Let $M$ be the midpoint of $CD$. Since, $AB$ is the radical axis of the two circles , $M$ must lie on $AB$. $WLOG$, let $A$ be closer to $CD$.. From alternate segment theorem , $\angle DCA=\angle CBA$ and $\angle CDA=\angle DBA$ Adding both these, $\angle CBD=\angle DCA +\angle CDA =180^{\circ}-\angle CAD$ Hence $\triangle CAD$ and $\triangle CBD$ have common base $CD$ , but the respective angles opposite to the common base are supplementary. Hence, midpoint of $O_{a}O_{b}$ is the midpoint of $CD$ , that is point $M$ which lies on $AB$.

It is clear that $AB$ bisects $CD$ and $O_a, O_b$ are symmetric about midpoint of $CD$

There were 2 problems on the same configuration (i.e., the vertex of the D-triangle of ABC corresponding to $A$) i.e.
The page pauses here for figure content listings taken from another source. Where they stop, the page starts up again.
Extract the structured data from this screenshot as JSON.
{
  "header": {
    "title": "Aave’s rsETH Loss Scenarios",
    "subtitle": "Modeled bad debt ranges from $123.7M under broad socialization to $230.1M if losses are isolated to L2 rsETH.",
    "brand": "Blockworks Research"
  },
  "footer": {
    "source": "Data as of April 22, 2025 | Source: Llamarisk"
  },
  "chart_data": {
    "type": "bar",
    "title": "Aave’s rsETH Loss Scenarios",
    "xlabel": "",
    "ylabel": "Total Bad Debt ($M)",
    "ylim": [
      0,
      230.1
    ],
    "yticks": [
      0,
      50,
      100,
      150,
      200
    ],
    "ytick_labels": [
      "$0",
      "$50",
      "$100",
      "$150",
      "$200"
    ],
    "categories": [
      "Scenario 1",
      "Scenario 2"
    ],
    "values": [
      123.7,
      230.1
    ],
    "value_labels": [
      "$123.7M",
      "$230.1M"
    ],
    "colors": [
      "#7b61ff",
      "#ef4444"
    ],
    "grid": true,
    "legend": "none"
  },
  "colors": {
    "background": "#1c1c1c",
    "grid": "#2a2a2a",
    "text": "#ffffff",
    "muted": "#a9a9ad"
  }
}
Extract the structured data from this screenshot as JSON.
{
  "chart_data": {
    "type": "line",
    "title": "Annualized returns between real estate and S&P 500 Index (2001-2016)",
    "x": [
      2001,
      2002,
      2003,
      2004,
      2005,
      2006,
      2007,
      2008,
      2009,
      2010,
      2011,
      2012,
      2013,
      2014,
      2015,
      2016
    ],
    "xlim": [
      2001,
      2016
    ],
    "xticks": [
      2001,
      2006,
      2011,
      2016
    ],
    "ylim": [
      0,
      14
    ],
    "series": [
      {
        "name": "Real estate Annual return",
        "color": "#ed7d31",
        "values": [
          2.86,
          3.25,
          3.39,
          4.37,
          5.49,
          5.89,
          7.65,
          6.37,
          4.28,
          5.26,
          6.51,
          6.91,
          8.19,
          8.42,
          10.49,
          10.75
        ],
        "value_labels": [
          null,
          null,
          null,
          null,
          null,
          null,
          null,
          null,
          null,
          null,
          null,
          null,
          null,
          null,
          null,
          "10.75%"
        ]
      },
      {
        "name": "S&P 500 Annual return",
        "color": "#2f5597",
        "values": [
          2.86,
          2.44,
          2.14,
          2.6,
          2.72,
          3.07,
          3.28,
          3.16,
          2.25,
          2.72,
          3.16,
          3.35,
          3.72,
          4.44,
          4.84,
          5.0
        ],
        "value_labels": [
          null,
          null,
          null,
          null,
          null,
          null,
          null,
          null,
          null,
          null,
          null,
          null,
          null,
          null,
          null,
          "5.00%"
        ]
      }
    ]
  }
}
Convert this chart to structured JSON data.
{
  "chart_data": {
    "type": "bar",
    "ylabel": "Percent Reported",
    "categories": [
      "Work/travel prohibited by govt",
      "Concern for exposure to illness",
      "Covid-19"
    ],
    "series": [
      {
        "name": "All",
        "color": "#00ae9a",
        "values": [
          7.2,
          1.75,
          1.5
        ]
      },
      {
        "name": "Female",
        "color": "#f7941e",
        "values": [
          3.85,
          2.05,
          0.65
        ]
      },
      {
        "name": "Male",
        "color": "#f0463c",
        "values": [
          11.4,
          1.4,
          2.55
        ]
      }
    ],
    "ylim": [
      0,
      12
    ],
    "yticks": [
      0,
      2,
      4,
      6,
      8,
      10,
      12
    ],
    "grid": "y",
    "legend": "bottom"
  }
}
P1 and P5! (Maybe that's why mine was the first solution on both days in 2 minutes ).

Was certainly easy: (Considering $CD $ to be nearer to $A$). It's obvious that $AB $ bisects $CD $. So, it's suffices to show that $\angle CO_aD = \angle CO_bD $. This follows directly from the fact that $\angle CAD + \angle CBD = 180$°, which implies that $ACA'D $ and $BCB'D $ are parallelograms, where $A' = AB\cap \odot(BCD)$ and $B' = AB\cap \odot (ACD) $.

Tumon2001 wrote: Was certainly easy: (Considering $CD $ to be nearer to $A$). It's obvious that $AB $ bisects $CD $. So, it's suffices to show that $\angle CO_aD = \angle CO_bD $. This follows directly from the fact that $\angle CAD + \angle CBD = 180$°, which implies that $ACA'D $ and $BCB'D $ are parallelograms, where $A' = AB\cap \odot(BCD)$ and $B' = AB\cap \odot (ACD) $. i didnt get what actually are A' and B', could someone help?